Per scuole, genitori e attività didattiche, il valore non è soltanto nella macchina, ma nella possibilità di trasformare un’idea in un oggetto. La stampa 3D permette di collegare disegno, geometria, meccanica, arte, design e problem solving. Se le macchine diventano più sicure e meno difficili da gestire, il pubblico può allargarsi.
Più utenti, ma il mercato non è ancora di massa
Nonostante la crescita, la stampa 3D desktop non ha ancora raggiunto la diffusione di altri dispositivi domestici. Rimane una tecnologia che richiede spazio, materiali, manutenzione minima e una certa curiosità pratica. Anche le macchine più automatiche non eliminano del tutto problemi come adesione al piano, umidità del filamento, supporti, tempi di stampa e spreco nei lavori multicolore.
Proprio per questo i numeri sui consumabili sono importanti: indicano che chi entra nel mondo della stampa 3D non si limita a provare una volta. L’acquisto ripetuto di filamenti e accessori suggerisce una comunità di utenti più stabile, composta da hobbisti, professionisti leggeri, scuole, piccoli laboratori e aziende che usano la stampa 3D come strumento di supporto.
Una nuova fase per la stampa 3D desktop
Il sorpasso di Bambu Lab su Creality racconta una nuova fase del mercato. La prima era dominata dal fascino del fai-da-te tecnico: macchine economiche, comunità attive, modding e molta pazienza. La fase che si sta consolidando punta invece su affidabilità, velocità, automazione e accesso immediato ai modelli.

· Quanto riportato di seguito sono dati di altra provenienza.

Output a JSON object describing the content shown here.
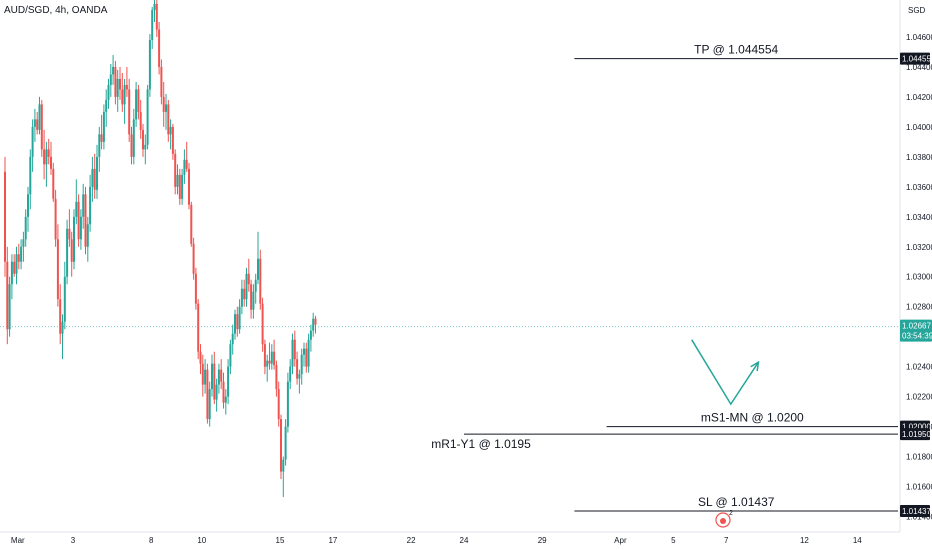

Creality ha contribuito in modo decisivo a rendere la stampa 3D accessibile. Bambu Lab ha accelerato il passaggio verso una stampante 3D vista come prodotto consumer più completo. La prossima competizione si giocherà su qualità dell’esperienza, costo dei materiali, apertura dei software, gestione dei modelli, assistenza e capacità di mantenere gli utenti attivi nel tempo.
Per chi segue la stampa 3D, il punto più interessante non è solo chi occupa il primo posto nelle vendite. È il fatto che il mercato stia diventando più maturo: si comprano più macchine, si consumano più materiali, si usano più accessori e si chiede alle stampanti 3D di essere strumenti quotidiani, non solo oggetti da sperimentazione.